Iterative simulations were performed to investigate different scenarios and various sensitivities with each iteration involving an update of the static model to honor both the dynamic and core/log data. While applying this iterative process it was also acknowledged that conventional core data (e.g. 1 plug per foot) may not capture the high permeability streaks in these heterogeneous reservoirs that control much of the reservoir flow behaviour, hence much denser plugging and core examination is required. In addition, permeability upscaling procedures need to take into account the fact that core plugs may not represent the effective permeability of the larger connected vuggy pore systems.
The improved understanding of reservoir heterogeneity, the more robust reservoir characterization, and the improved history matching demonstrates that a better representation of reservoir dynamics is achieved. This provides a solid platform for designing and planning future EOR schemes.
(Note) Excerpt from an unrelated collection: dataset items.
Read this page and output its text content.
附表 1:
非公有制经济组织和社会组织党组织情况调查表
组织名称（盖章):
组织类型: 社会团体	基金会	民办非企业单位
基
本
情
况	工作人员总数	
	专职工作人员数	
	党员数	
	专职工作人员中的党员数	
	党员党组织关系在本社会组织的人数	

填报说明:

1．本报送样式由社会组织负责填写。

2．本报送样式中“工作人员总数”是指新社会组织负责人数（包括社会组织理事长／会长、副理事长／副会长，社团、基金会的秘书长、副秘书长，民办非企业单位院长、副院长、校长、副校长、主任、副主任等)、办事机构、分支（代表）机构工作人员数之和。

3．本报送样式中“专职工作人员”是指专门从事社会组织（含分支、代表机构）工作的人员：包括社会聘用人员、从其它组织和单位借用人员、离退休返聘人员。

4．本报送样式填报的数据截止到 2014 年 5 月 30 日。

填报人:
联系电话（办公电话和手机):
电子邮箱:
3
Carbonate reservoirs contain more than 50% of world's remaining conventional hydrocarbon reserves and on average have relatively low recovery factors. With the insight that the era of "easy oil?? (conventional oil and natural gas that are relatively easy to extract) is phasing out, enhanced oil recovery (EOR) becomes increasingly important to maintain and extend the production plateaus from existing oil reservoirs. EOR technologies, however, require a refined understanding of reservoir heterogeneities and dynamic field performance. Simulation models for EOR studies need to have the right level of resolution and details. Often, we find that for a giant reservoir with a long waterflood history, working with full field models with coarse simulation grids is not adequate to understand the reservoir performance and calibrate the static model. Therefore, using high resolution sector models, especially from the part of the reservoir where static and dynamic data sets are rich, is a must.